Home PoliticaMondo L’UE ha passato mesi e milioni a chiedere i pensieri delle persone. Li ascolterà?

L’UE ha passato mesi e milioni a chiedere i pensieri delle persone. Li ascolterà?

da Notizie Dal Web

VARSAVIA — Nel pieno dell’inverno, con l’aumento della pandemia, le temperature che si sono abbattute e molte persone bloccate a casa, un viaggio nella capitale polacca per discutere di Europa alla vigilia dell’UE sembrava probabilmente una divertente gita scolastica per adulti per la mentalità civica.

C’erano aule sotto i lampadari, soggiorni in hotel e un ristorante elegante che si vantava di aver servito la modella tedesca Claudia Schiffer, per non parlare di 70 euro al giorno.

In evidenza anche: intensi dibattiti multilingue a porte chiuse su temi che vanno dalla biodiversità al trasporto pubblico.

L’esperienza di più giorni è stata uno dei quattro “comitati dei cittadini europei” tenuti nell’arco di sei mesi nell’ambito della “Conferenza sul futuro dell’Europa” dell’UE, un vasto forum che Bruxelles promuove da anni come un modo per offrire ai cittadini europei un dire sul futuro del blocco.

Ora è giunto il momento in cui i leader e i funzionari dell’UE dimostreranno se possono effettivamente mantenere l’impegno a prendere sul serio le raccomandazioni. Lunedì, i leader della conferenza presenteranno la loro relazione finale al presidente francese Emmanuel Macron e a diversi leader dell’UE in una cerimonia di chiusura a Strasburgo.

Non è chiaro cosa accadrà dopo. Non esiste un meccanismo vincolante che richieda ai politici di trasformare qualsiasi suggerimento in legge. E mentre alcuni vogliono che la conferenza diventi un appuntamento fisso dell’UE, altri pensano che ciò evidenzierebbe solo una disconnessione tra i cittadini e l’UE.

Il Parlamento europeo si è mosso per primo la scorsa settimana, passando una risoluzione che esorta i responsabili politici a preparare le riforme dei trattati dell’UE sulla base del lavoro della conferenza. La mossa avvia un lungo processo che potrebbe sfociare in una Convenzione europea per discutere la modifica del trattato, ma non contiene garanzie.

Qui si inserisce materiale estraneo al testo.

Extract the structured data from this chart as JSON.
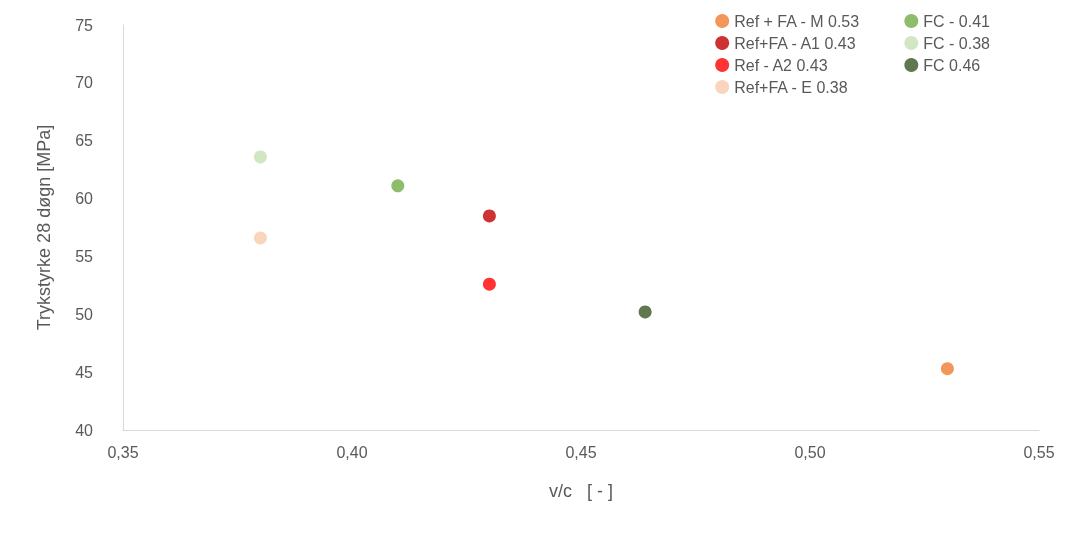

Una certezza: qualunque cosa accada dopo contribuirà a plasmare la narrativa dell’UE, che ha passato anni a respingere le accuse secondo cui è composta da burocrati estranei con poca responsabilità democratica.

La conclusione della conferenza è un momento in cui i circa 200 cittadini dell’UE riuniti a Varsavia stavano guardando con cautela durante la loro visita a gennaio, quando erano ancora per lo più pieni di buona volontà per l’impresa.

“I panel sono ben organizzati e mi dà l’impressione che saremo ascoltati”, ha affermato Maxime Joly, uno studente di 23 anni di una business school francese.

Ma Joly è poi passata a un tono più cupo: “È la prima volta che l’UE lo fa e spero che seguiranno”.

Anni di lavoro

La conferenza nasce da un’idea del francese Macron, che ha iniziato a promuovere l’idea anni fa.

La conferenza formalmente cominciato il suo lavoro lo scorso maggio, che alla fine ha riunito circa 800 cittadini per discutere del futuro dell’Europa. I panel si sono concentrati sulle micro – lingue regionali, sport inter-UE – e macro, come la democrazia europea e il posto dell’UE nel mondo.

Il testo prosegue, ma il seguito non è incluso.